My husband and I enjoy a Rat Pack-style dinner here, and have as much fun in the restaurant’s speakeasy bar, Seymour’s, named for Lazar’s father. Time stops in Mr. Lyon’s, and with a decor that’s as much Deco as it is future desert modern, it’s impossible to know which decade you’ll find when you walk outside, never mind what shade the sky will be.
Former LPGA player and now golf pro Bobbi Salmon is yet another example of desert magic. She picked up a golf club for the first time at the age of 24 and shot an 85. Self-taught, her aim with her students is to simplify things and to focus on the mind game, more specifically the subconscious mind game, rather than form—although she did switch my putting grip to left-hand low, which was a game-changer for me.
With more than 30 years of experience as a touring player and golf instructor, and having competed in four British Opens, two U.S. Opens, two LPGA Championships and, most recently, on the LPGA Legends Tour, Bobbi has a deep vault of knowledge from which to draw, and she bringsthat wisdom to her teaching. She alsoinvented the Steadihead, a wearable putting training aid with a laser on it—yes a laser. And it works.

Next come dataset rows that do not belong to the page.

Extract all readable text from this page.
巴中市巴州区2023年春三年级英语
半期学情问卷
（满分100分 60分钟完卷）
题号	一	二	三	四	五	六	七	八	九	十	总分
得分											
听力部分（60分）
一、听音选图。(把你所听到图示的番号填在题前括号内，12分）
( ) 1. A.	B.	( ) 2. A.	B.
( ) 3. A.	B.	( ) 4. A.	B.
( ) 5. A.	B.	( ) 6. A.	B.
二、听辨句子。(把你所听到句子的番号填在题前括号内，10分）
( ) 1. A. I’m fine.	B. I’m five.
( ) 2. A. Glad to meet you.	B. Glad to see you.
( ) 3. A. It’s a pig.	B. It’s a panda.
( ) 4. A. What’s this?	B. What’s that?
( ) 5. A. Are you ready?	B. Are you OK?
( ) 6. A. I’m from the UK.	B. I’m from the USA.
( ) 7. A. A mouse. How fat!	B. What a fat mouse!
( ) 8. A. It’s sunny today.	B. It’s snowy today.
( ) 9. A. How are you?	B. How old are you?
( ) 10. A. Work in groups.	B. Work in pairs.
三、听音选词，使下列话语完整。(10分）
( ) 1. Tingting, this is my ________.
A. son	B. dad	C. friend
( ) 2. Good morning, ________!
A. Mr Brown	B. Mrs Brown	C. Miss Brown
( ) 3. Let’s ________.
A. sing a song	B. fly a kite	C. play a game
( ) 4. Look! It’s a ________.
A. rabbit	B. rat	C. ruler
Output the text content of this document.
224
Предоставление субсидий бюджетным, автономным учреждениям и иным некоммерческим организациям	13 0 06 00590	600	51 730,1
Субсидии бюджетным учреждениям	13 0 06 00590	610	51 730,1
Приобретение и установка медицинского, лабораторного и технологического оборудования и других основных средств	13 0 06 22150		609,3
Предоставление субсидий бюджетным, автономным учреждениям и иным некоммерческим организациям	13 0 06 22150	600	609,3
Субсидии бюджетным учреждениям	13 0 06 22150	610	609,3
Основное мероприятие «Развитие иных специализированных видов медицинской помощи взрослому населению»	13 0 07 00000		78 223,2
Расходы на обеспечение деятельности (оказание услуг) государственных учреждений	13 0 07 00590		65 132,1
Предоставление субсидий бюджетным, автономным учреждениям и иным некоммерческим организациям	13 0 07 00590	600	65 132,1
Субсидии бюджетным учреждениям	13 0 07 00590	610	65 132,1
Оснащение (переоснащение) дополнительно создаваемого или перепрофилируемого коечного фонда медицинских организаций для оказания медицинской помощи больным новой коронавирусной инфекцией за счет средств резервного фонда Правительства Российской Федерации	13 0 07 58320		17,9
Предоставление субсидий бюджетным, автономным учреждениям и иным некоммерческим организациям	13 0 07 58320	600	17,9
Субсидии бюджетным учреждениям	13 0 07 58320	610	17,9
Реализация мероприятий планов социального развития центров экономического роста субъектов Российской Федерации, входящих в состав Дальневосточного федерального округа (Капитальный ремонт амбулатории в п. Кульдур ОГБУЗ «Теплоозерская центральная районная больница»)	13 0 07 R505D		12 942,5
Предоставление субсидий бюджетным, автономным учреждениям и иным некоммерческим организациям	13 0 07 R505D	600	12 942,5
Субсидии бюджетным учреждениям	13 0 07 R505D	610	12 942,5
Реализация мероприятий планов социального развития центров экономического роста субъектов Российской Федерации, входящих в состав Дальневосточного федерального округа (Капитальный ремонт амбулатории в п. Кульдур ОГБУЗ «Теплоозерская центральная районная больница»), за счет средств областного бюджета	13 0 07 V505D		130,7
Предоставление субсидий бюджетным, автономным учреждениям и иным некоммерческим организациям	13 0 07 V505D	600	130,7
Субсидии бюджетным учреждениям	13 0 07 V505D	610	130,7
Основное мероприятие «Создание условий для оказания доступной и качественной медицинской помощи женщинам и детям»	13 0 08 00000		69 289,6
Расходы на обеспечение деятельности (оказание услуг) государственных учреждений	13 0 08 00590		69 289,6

I had never taken a putting lesson before. It was a part of the game that I figured if I just kept practicing, eventually it would improve. That strategy hadn’t been working as well as I’d hoped, so I scheduled a morning session with Bobbi at Palm Valley Country Club. It was hot and there was a large swan on the putting green—an elegant audience and the only other witness (besides my husband) to what was about to happen.
“She had me putt a few times and I missed each one. Then she had me try a left-hand low grip. Better. Then she put the Steadihead on me.”
The Steadihead is like a pair of sport sunglasses without lenses and a laser between the eyes. When I look down at the ball I’m going to putt, the laser should point right in the center and not move. This keeps my head directly over the ball, and trying to keep the laser dot from moving off the ball compels me to keep my head still. Then she has me move my head back and forth to draw a line with the laser on the green, a line from the center of the ball to the hole. Then she has me hit the ball. I didn’t give it enough power and my first shot didn’t make it to the hole, but it was on a perfect path. I hit another ball, and this one went in.
She had me putt with my eyes closed, and each putt stopped very, very close to the hole. And then, towards the end of the lesson, it happened: I made the longest putt that I have ever made. It was 35 feet, slightly downhill with two feet of break. My husband saw it go in, and his reaction was as ecstatic as mine. I told her it was magic, that there’s no way I actually could have made that putt—I am not good enough to make putts like that! But in her kind, steady voice, she told me it was no fluke and that I should do it again. I set up to the ball, remembered what she told me, and—incredibly to me—I did it. Magic that you have to believe is real, because it is. That’s Palm Springs.